I want to talk about conversion rate optimisation, specifically this week about sliders. There’s a debate about whether or not they do your site any good, and I’m in a large group of SEO professionals that advise you to never use them on your website.
Basically, sliders suck! The first slide gets all the clicks, the second one a fraction of the first and the rest are usually left alone.
The biggest problem with sliders is that the odds are good that you’ll be presenting information on your most valuable real estate that doesn’t interest most of the people who’ve clicked on your site. If you’ve got an e-commerce site with a five-panel slider, your readers will click on uninteresting content four out of five times. The slider keeps changing, giving them even more content they don’t need. If you want those clicks, you need to focus your most valuable real estate on your most enticing content.

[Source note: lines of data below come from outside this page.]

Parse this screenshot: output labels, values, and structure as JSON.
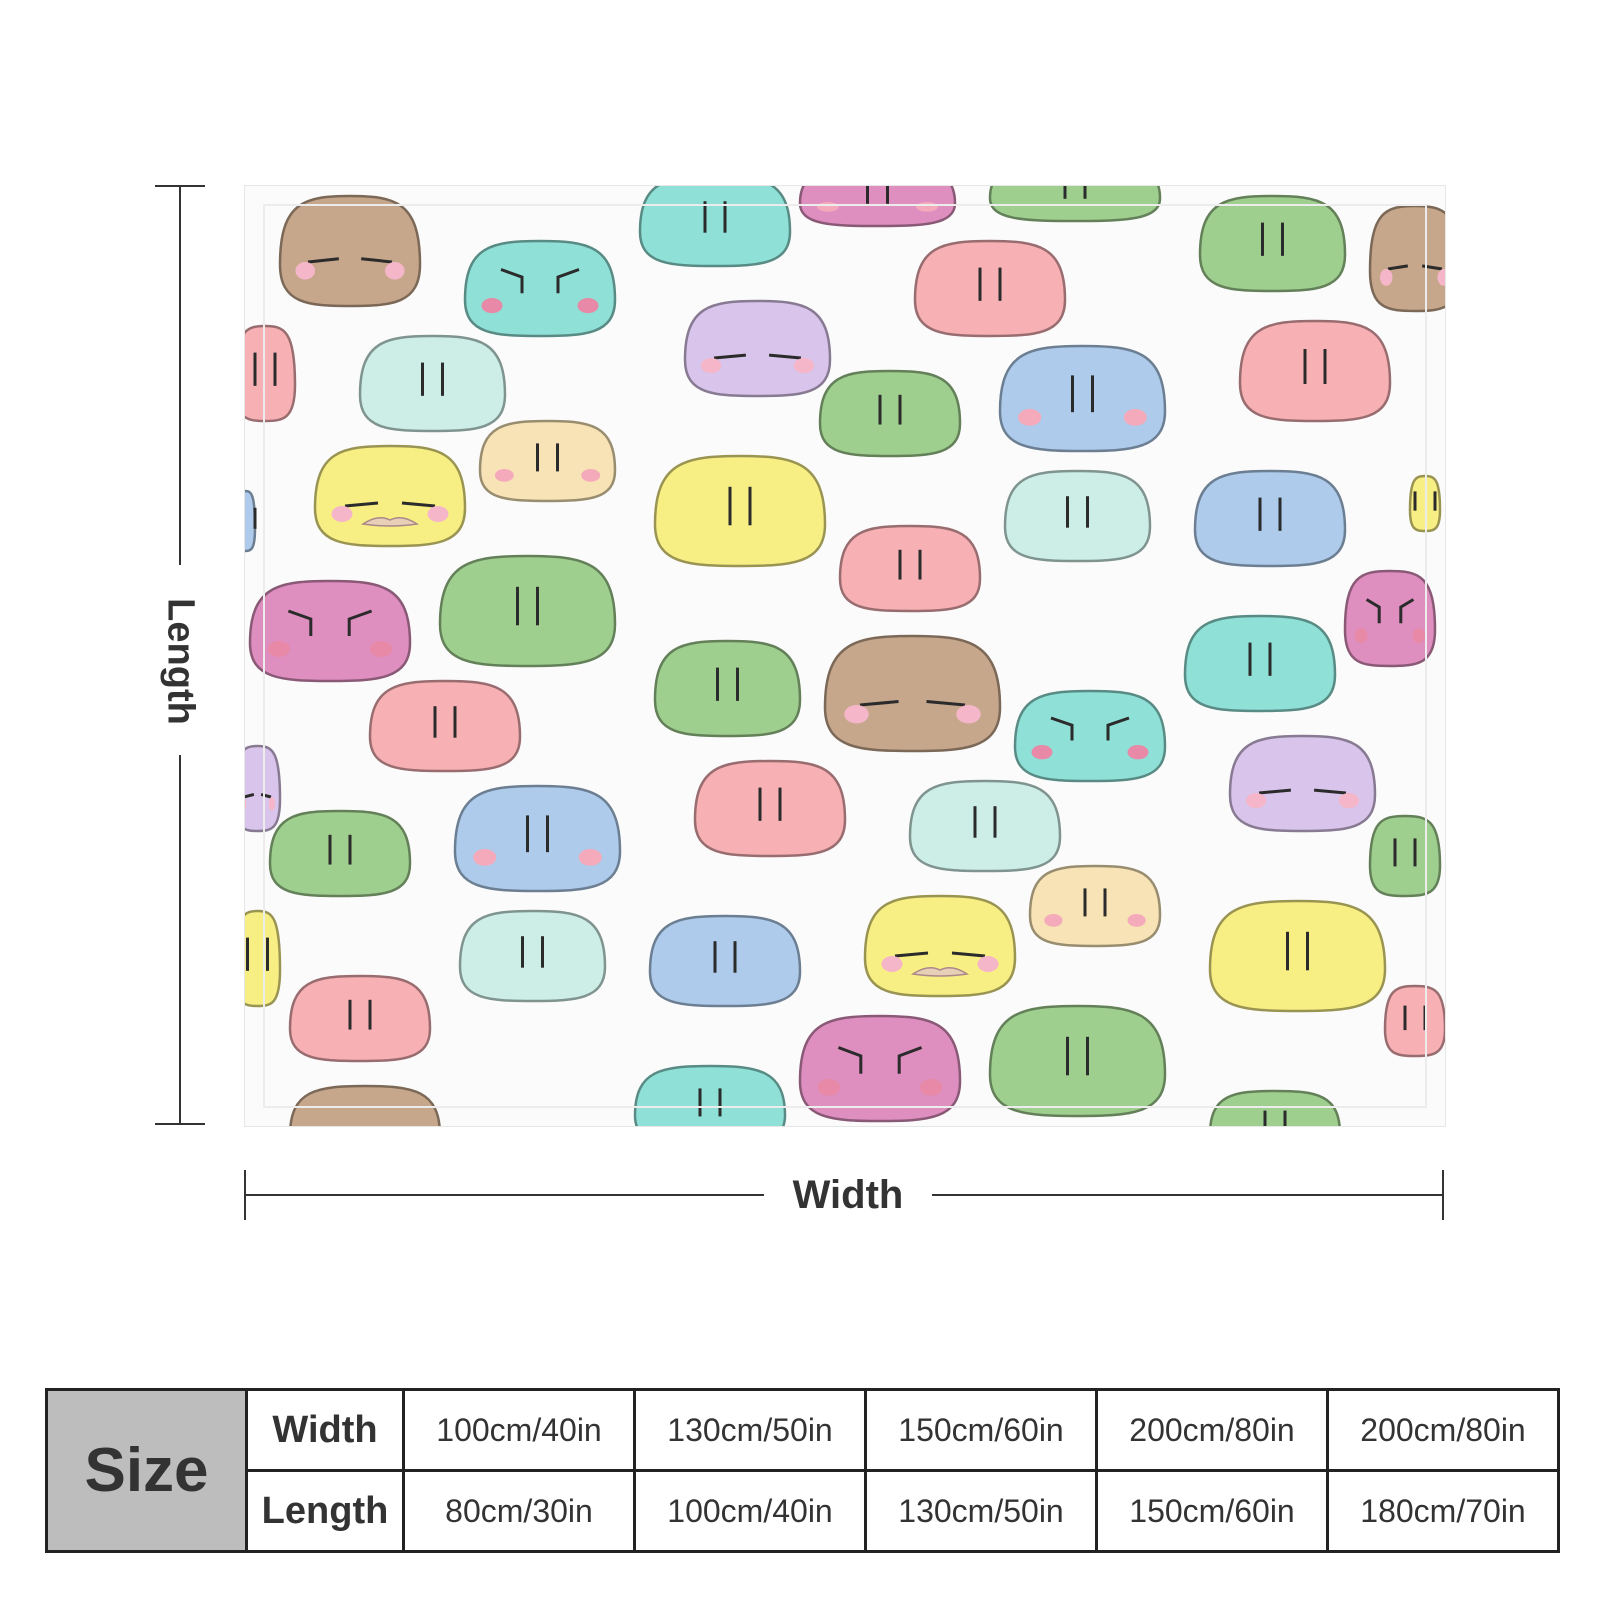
{
  "dimensions": {
    "length_label": "Length",
    "width_label": "Width"
  },
  "size_table": {
    "size_label": "Size",
    "width_label": "Width",
    "length_label": "Length",
    "widths": [
      "100cm/40in",
      "130cm/50in",
      "150cm/60in",
      "200cm/80in",
      "200cm/80in"
    ],
    "lengths": [
      "80cm/30in",
      "100cm/40in",
      "130cm/50in",
      "150cm/60in",
      "180cm/70in"
    ]
  },
  "colors": {
    "green": "#9fcf8f",
    "teal": "#8fe0d6",
    "pink": "#f7b0b4",
    "brown": "#c6a78c",
    "lilac": "#d9c5eb",
    "mint": "#cdeee6",
    "yellow": "#f8ef84",
    "cream": "#f7e3b5",
    "blue": "#aecbeb",
    "magenta": "#de8fbf"
  }
}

Another problem with sliders, or carousels as they’re sometimes called, is that they slow down your website to a large degree. We already know that up to 40% of all readers will click away from your site if it doesn’t load within three seconds. Can you afford to add something to your site that slows it down even more? We already know that having a slider on top of your page will hurt your ranking in Google, causing readers to click away will lower your rank even more.
For bloggers, sliders present a different problem. Your readers are there to read your content, not see a variety of images. They don’t want to have to scroll down and search for your posts, they want it at the very top of the page.
If you’ve found different results with sliders and you’ve found a reason to like them, I’d love to know what you think.